I wouldn't let the Big Dog off too lightly on this, PW. Precedents are deadly things, which is why courts and faculties will spend eternities arguing over what seem to the rest of us to be trivialities.

It's true that there were few cases of "extraordinary rendition" under Clinton, and I also don't know the details of the cases. But it was also in an environment in which there was little public pressure to do anything about terrorism. His actions created a pattern that Bush exploited.

If Clinton had not done so, would it have changed anything Bush has done? Probably not radically, but it would have forced a discussion of the issue earlier.

The battle for human dignity moves forward by inches, and often back by miles.

It's good Clinton is speaking out.
Is this an example of a logical fallacy, of asserting that since this is a difference by degree, then it really isn't a difference at all?

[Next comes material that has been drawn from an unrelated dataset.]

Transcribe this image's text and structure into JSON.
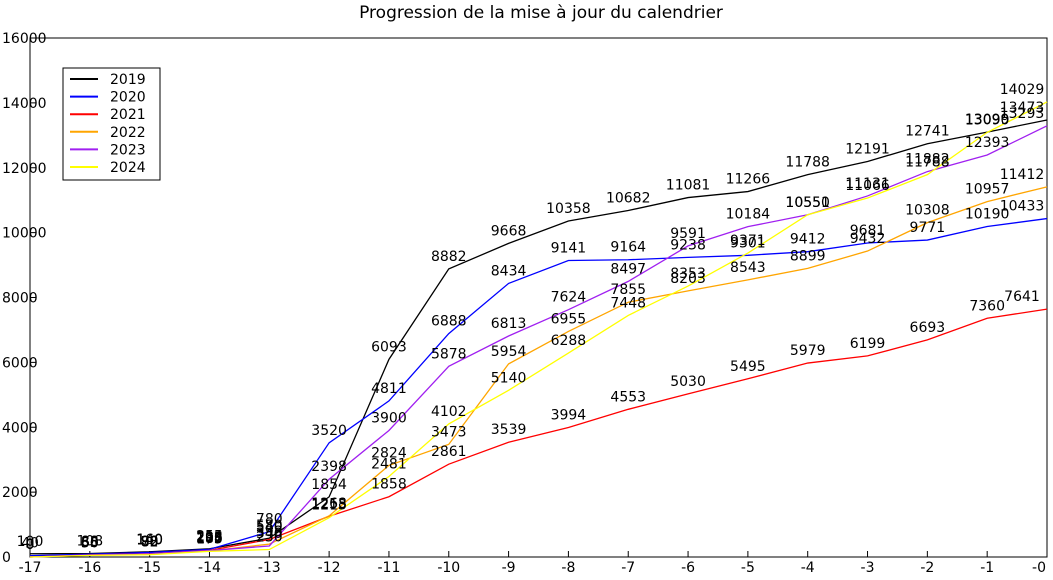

Kinda like saying Michael Moore and Ann Coulter are "just the same," because well, they are different but only by the degree to which their stances vary. Coulter advocates the execution of liberals just to set an example, and Moore opposes the Iraq war. See, it's the same thing! (I am paraphrasing an example posted by somebody in the Eschaton comments several weeks ago.)

True, Clinton should be held to account for these things. But he's no Bush.
One can make an argument that setting the precedent was bad, in and of itself. But I suspect that at the time, Clinton never dreamed that these powers would be abused as blatantly as they have by Bush. (Just as he never dreamed that Louis Freeh, who he appointed to the FBI as a goodwill gesture to the GOP, would return the favor by spending his time looking to undermine Clinton instead of watching out for Al-Qaeda. Or Katrina Leung.)
I think a fallacy of degree would be something like equating someone who steals $1 and someone who steal $1 million, Shrimplate. The law distinguishes between the two. But it does not distinguish between someone who steals $999,999 and someone who steals $1,000,000.

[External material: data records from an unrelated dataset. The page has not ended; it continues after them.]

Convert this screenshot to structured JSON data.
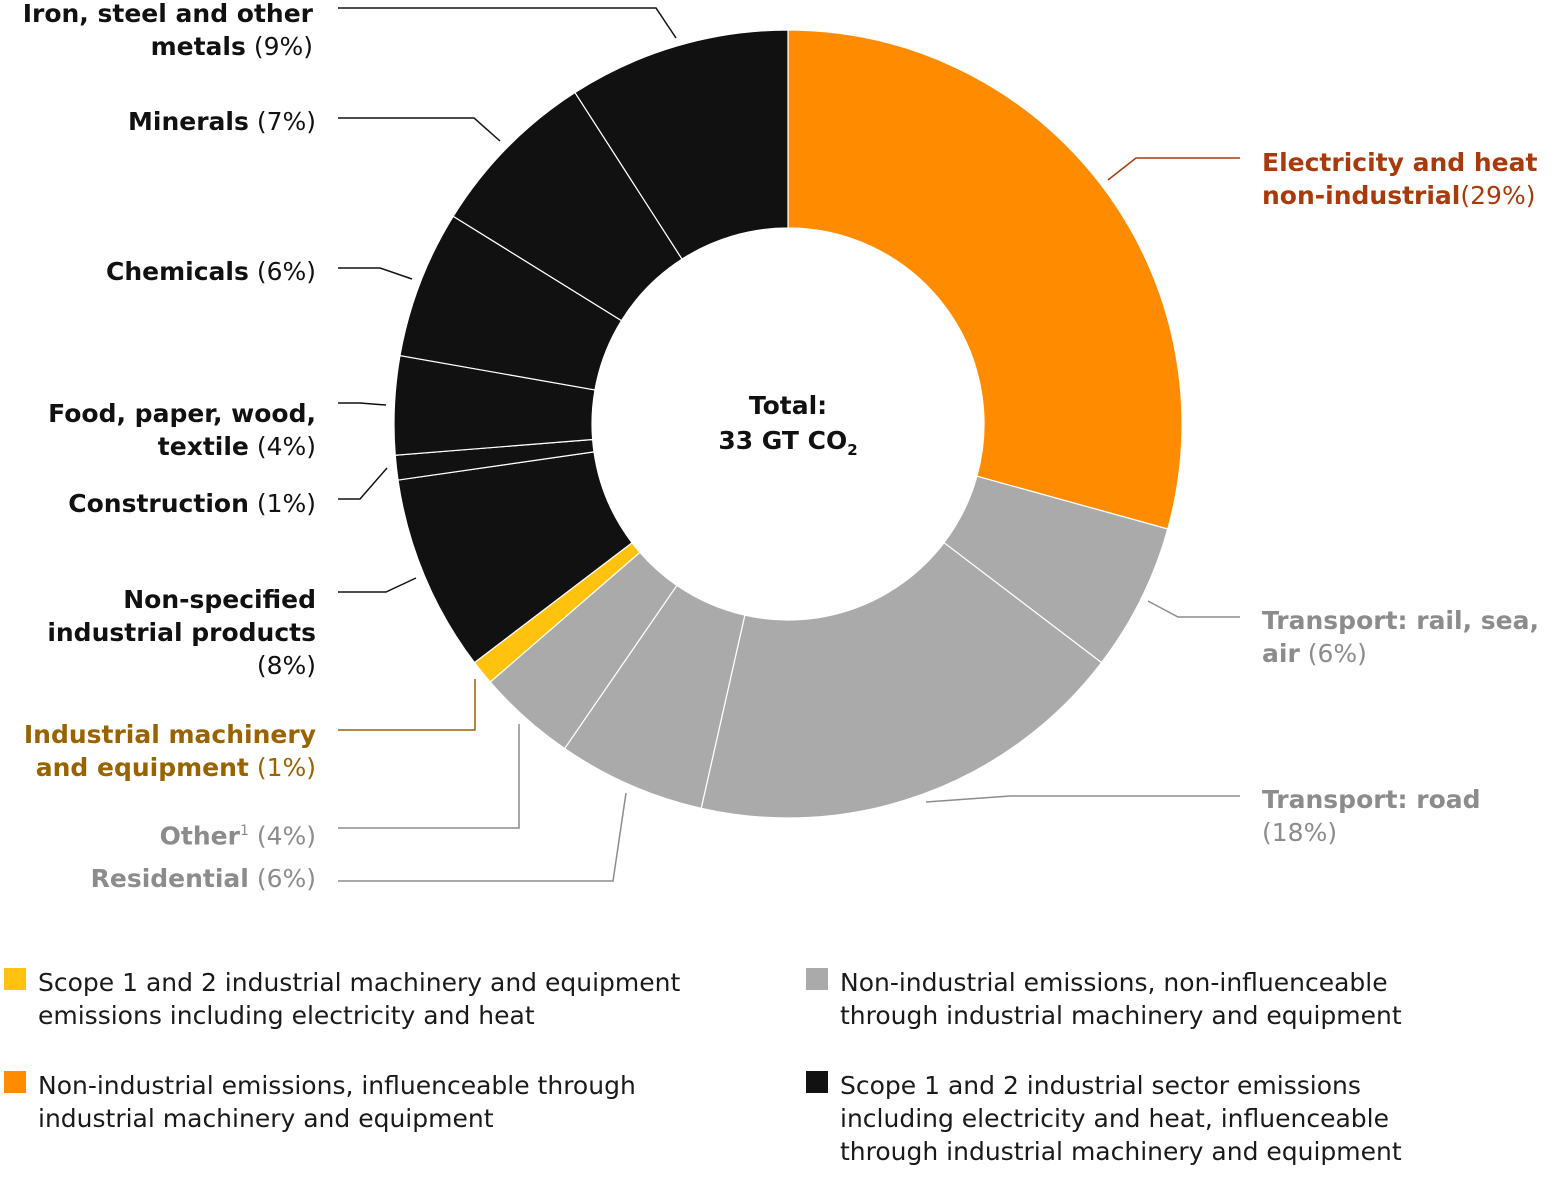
{
  "chart_data": {
    "type": "pie",
    "variant": "donut",
    "center_label": {
      "line1": "Total:",
      "line2": "33 GT CO",
      "subscript": "2"
    },
    "slices": [
      {
        "name": "Electricity and heat non-industrial",
        "percent_label": "(29%)",
        "value": 29,
        "group": "orange"
      },
      {
        "name": "Transport: rail, sea, air",
        "percent_label": "(6%)",
        "value": 6,
        "group": "grey"
      },
      {
        "name": "Transport: road",
        "percent_label": "(18%)",
        "value": 18,
        "group": "grey"
      },
      {
        "name": "Residential",
        "percent_label": "(6%)",
        "value": 6,
        "group": "grey"
      },
      {
        "name": "Other",
        "superscript": "1",
        "percent_label": "(4%)",
        "value": 4,
        "group": "grey"
      },
      {
        "name": "Industrial machinery and equipment",
        "percent_label": "(1%)",
        "value": 1,
        "group": "yellow"
      },
      {
        "name": "Non-specified industrial products",
        "percent_label": "(8%)",
        "value": 8,
        "group": "black"
      },
      {
        "name": "Construction",
        "percent_label": "(1%)",
        "value": 1,
        "group": "black"
      },
      {
        "name": "Food, paper, wood, textile",
        "percent_label": "(4%)",
        "value": 4,
        "group": "black"
      },
      {
        "name": "Chemicals",
        "percent_label": "(6%)",
        "value": 6,
        "group": "black"
      },
      {
        "name": "Minerals",
        "percent_label": "(7%)",
        "value": 7,
        "group": "black"
      },
      {
        "name": "Iron, steel and other metals",
        "percent_label": "(9%)",
        "value": 9,
        "group": "black"
      }
    ],
    "colors": {
      "orange": "#ff8c00",
      "grey": "#aaaaaa",
      "yellow": "#ffc20e",
      "black": "#111111"
    },
    "label_text_colors": {
      "orange": "#a83a0b",
      "grey": "#8c8c8c",
      "yellow": "#996300",
      "black": "#111111"
    },
    "legend": [
      {
        "group": "yellow",
        "text": "Scope 1 and 2 industrial machinery and equipment emissions including electricity and heat"
      },
      {
        "group": "grey",
        "text": "Non-industrial emissions, non-influenceable through industrial machinery and equipment"
      },
      {
        "group": "orange",
        "text": "Non-industrial emissions, influenceable through industrial machinery and equipment"
      },
      {
        "group": "black",
        "text": "Scope 1 and 2 industrial sector emissions including electricity and heat, influenceable through industrial machinery and equipment"
      }
    ]
  }
}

I think your point would be that Bush's abuses have been so much greater that they shouldn't be compared to those that Clinton authorized. I think there is a difference of degree and that the law recognizes it. Clinton's violations, as exceptions to his general comportment, are abuses of power. But Bush's, since they are systematic, are crimes against international law.

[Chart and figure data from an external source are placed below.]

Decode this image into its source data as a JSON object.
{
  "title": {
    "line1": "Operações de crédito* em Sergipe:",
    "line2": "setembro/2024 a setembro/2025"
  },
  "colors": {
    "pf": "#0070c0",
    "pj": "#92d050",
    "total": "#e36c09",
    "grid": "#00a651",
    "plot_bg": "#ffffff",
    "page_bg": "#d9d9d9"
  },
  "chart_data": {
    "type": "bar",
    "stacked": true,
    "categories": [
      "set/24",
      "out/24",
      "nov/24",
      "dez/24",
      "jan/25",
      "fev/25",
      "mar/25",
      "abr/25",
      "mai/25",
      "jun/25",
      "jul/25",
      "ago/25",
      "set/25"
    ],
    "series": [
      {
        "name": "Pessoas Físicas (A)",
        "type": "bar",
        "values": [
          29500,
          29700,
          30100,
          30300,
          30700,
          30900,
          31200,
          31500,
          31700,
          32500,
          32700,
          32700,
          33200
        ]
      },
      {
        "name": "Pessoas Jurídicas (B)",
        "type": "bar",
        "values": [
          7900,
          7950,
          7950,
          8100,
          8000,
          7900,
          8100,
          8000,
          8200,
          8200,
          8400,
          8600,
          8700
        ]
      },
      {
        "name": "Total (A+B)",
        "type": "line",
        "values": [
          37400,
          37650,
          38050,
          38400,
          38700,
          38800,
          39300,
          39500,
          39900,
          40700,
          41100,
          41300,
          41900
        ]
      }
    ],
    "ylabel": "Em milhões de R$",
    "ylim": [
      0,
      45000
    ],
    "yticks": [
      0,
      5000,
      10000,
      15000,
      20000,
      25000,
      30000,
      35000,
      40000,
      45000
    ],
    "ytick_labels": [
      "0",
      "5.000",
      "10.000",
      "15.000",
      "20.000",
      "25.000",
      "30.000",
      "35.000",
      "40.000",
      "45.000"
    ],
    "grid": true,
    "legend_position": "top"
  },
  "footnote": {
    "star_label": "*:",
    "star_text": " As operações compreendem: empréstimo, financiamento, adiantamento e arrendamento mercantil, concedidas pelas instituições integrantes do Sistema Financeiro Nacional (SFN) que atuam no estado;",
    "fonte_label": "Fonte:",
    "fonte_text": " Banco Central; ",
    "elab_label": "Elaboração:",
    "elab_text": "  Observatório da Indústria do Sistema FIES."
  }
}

I don't want to overwork what is basically a "slippery slope" argument. The slippery slope starts at the Continental Divide, but it's a long way from there to the sea. But precedents are dangerous, especially when they deal with civil liberties. Every time that civil liberties are infringed, as they were in "extraordinary rendition," humankind should stop and take note that the rights of all have been diminished.

You can bet that if Bush is ever brought into the dock as a war criminal, he'll say that he was doing no more than what the policy of his predecessor allowed. Just a bit more often.
Like, massively more often, and in ways no one before him ever dreamed possible, much less ethical or moral.

Look at his abuse of signing statements.